Virat Kohli and Rishabh Pant
Virat Kohli and Rishabh Pant

Sourav Ganguly has lavished praise on Rishabh Pant for what he adds to the strong Indian team. At the same time, the former skipper has also pointed out some aspects where the wicket-keeper needs to improve himself, one of which relates to 'keeping the game simple'.

In the first T20I match between India and Australia at Brisbane, Pant tried something out of the box but unfortunately got dismissed in a terrible fashion. India's loss in the first T20I meant that their hopes of a series win vanished when the second T20I was abandoned due to rain.

Pant's rash shot was the deciding factor in the first T20I, according to the former Indian skipper. Ganguly also affirmed that Australia were 'extremely lucky' to have won at Brisbane.

In his column for Times of India, Ganguly wrote that the young wicket-keeper's ability to score runs all around the wicket was remarkable. He also labeled Pant as an exceptional talent and the future of Indian cricket.

The erstwhile left-hander wrote, "The Australians should count themselves extremely lucky to have won at Brisbane. India was taking the game away when a poor shot by Rishabh Pant tilted things the hosts’ way."
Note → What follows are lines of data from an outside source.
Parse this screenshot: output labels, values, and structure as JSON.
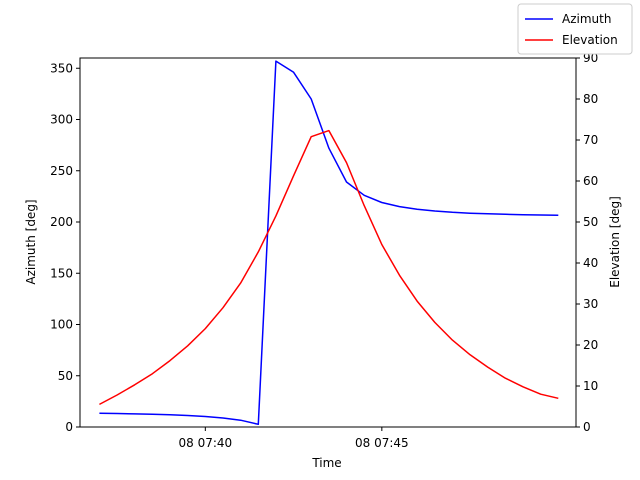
{
  "chart_data": {
    "type": "line",
    "xlabel": "Time",
    "ylabel_left": "Azimuth [deg]",
    "ylabel_right": "Elevation [deg]",
    "x_ticks": [
      "08 07:40",
      "08 07:45"
    ],
    "x_tick_values": [
      40,
      45
    ],
    "xlim": [
      36.45,
      50.5
    ],
    "ylim_left": [
      0,
      360
    ],
    "ylim_right": [
      0,
      90
    ],
    "y_ticks_left": [
      0,
      50,
      100,
      150,
      200,
      250,
      300,
      350
    ],
    "y_ticks_right": [
      0,
      10,
      20,
      30,
      40,
      50,
      60,
      70,
      80,
      90
    ],
    "legend_position": "top-right",
    "colors": {
      "azimuth": "#0000ff",
      "elevation": "#ff0000"
    },
    "series": [
      {
        "name": "Azimuth",
        "axis": "left",
        "x": [
          37.0,
          37.5,
          38.0,
          38.5,
          39.0,
          39.5,
          40.0,
          40.5,
          41.0,
          41.5,
          42.0,
          42.5,
          43.0,
          43.5,
          44.0,
          44.5,
          45.0,
          45.5,
          46.0,
          46.5,
          47.0,
          47.5,
          48.0,
          48.5,
          49.0,
          49.5,
          50.0
        ],
        "values": [
          13.5,
          13.2,
          12.8,
          12.4,
          11.9,
          11.2,
          10.2,
          8.8,
          6.6,
          2.6,
          357,
          346,
          320,
          272,
          239,
          226,
          219,
          215,
          212.5,
          210.7,
          209.5,
          208.6,
          208,
          207.5,
          207.1,
          206.8,
          206.6
        ]
      },
      {
        "name": "Elevation",
        "axis": "right",
        "x": [
          37.0,
          37.5,
          38.0,
          38.5,
          39.0,
          39.5,
          40.0,
          40.5,
          41.0,
          41.5,
          42.0,
          42.5,
          43.0,
          43.5,
          44.0,
          44.5,
          45.0,
          45.5,
          46.0,
          46.5,
          47.0,
          47.5,
          48.0,
          48.5,
          49.0,
          49.5,
          50.0
        ],
        "values": [
          5.5,
          7.8,
          10.3,
          13.0,
          16.2,
          19.8,
          24.0,
          29.1,
          35.1,
          42.7,
          51.5,
          61.3,
          70.8,
          72.3,
          64.5,
          54.0,
          44.5,
          37.0,
          30.7,
          25.5,
          21.2,
          17.6,
          14.6,
          11.9,
          9.8,
          8.0,
          7.0
        ]
      }
    ]
  }
}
He added, "Pant is an exceptional talent and is the future of Indian cricket. His run-scoring ability, that too all around the wicket, is remarkable. But one thing he quickly needs to learn from his captain Virat Kohli, who is such a fine example of this concept, is how to keep the game simple. I am sure with time, Pant will learn."

On the other hand, Ganguly also expressed his displeasure on the tight schedule for the T20I series which didn't ensure enough time for the players to recover, rest and freshen themselves ahead of the upcoming fixtures. The three T20I matches were conducted in the space of just five days.

"I am indeed amazed by the schedule! Three games over just five days in Australia is tough, especially when flights are so long in Australia," Ganguly wrote.